Here are my thoughts on a few of the books I've read recently.
The Art of Scalability - This is one of my favorites, and it's a book I'll come back to again and again. While it's light on actual technical details, it does a great job of explaining how scalability decisions are actually business decisions and how you need a culture of scalability, not just a decision to shove it all in at the end.
That sounds obvious, right? That's the other thing the book does really well: Encapsulating ideas you, like me, have probably learned on your own into nice, articulate concepts. I know about horizontal scaling, sharding, and splitting up servers based on functionality. But when they talk about their X-, Y-, and Z-axis scaling cube, it summarizes it quickly. Little phrases like "technology agnostic design" and "swim lanes" become keywords that you can quickly call up when you're thinking, "Something about this doesn't sound right."
Release It! - I was scribbling down notes constantly while reading this book. This is the distilled advice of someone who's seen lots of systems work well and poorly. It's one of the few tech books that is super relevant even five years or so after it was published. (Though it merely hints at the cloud technology that has sprung up since then.)
It documents a slew of patterns and antipatterns that will have you nodding your head constantly. A lot of the topics are things that you probably kind of know if you've done a bunch of launches. But this book takes them out of the realm of intuition and into concrete knowledge, real experience, and practical advice.
Its notion that the time before launch is a comparably short time in your product's life versus the time it spends live won't necessarily apply if, like me, you work in the games industry, where years of work go into a product whose user base drops off, under normal circumstances, rather than grows. But that does not diminish the value of the text. (And I won't always be in games.)
Scalability Rules - This book is the sequel to The Art of Scalability, though perhaps companion is a better word. Whereas the authors were light on tech and heavy on business in the first book, this book is all about the technical concepts you need to launch scalable systems. Again, lots of great advice that I scribbled into my notes. (This book has more to say on cloud systems than the original, earlier book did.)

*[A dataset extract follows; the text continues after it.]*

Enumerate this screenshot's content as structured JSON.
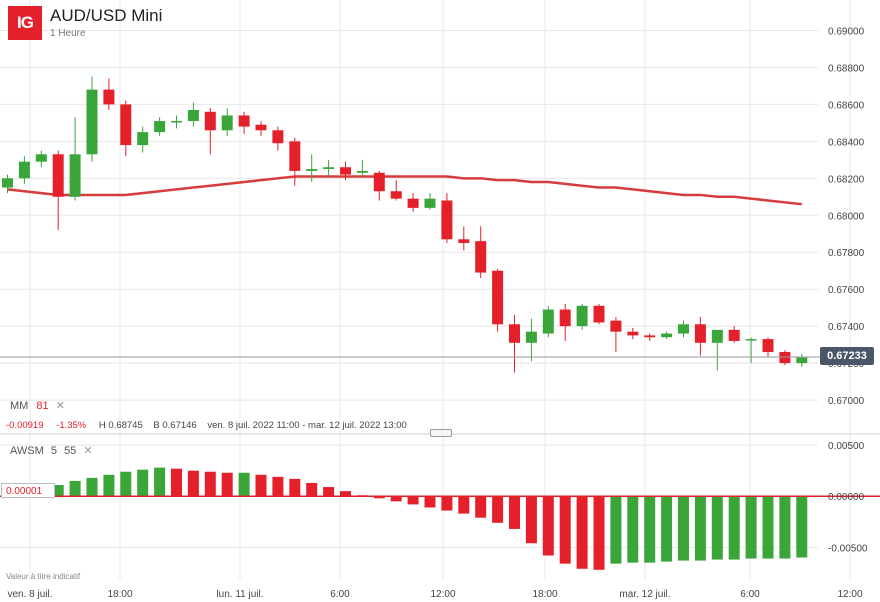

Best of all, they provide a handy list of the 50 rules in order of "amount of risk management you get" and also provide a rough guess at the amount of work. Sort by most bang for the least buck, and you'll be knocking out a few in no time.
Scalable Internet Architectures - On the other hand, if you really want technical advice, this book gets way down to the nitty-gritty. There's a lot of good info here, but it's going to be most useful if you're on the IT/operations side of the fence versus the development side. That said, his argument that you should focus on scaling down (i.e., cutting costs) as well as scaling up has become a fixture in my architecture.
Continuous Delivery - The notion of continuous delivery, which means that your software is always ready for launch, is a compelling one. The authors are basically trying to convert the seemingly inevitable tension around a production release into a ho-hum experience that most of the team probably doesn't even need to be aware of.
It sounds great, but I'm not sure how much I'll be able to apply to my day-to-day work. The authors set a high bar when they cavalierly suggest that you should have 90 percent coverage just from unit tests. I used to feel fairly good about the fact that I had 40 percent coverage from unit tests and integration tests.
Still, I definitely came out with some ideas that will make our own launches more relaxed once I implement them.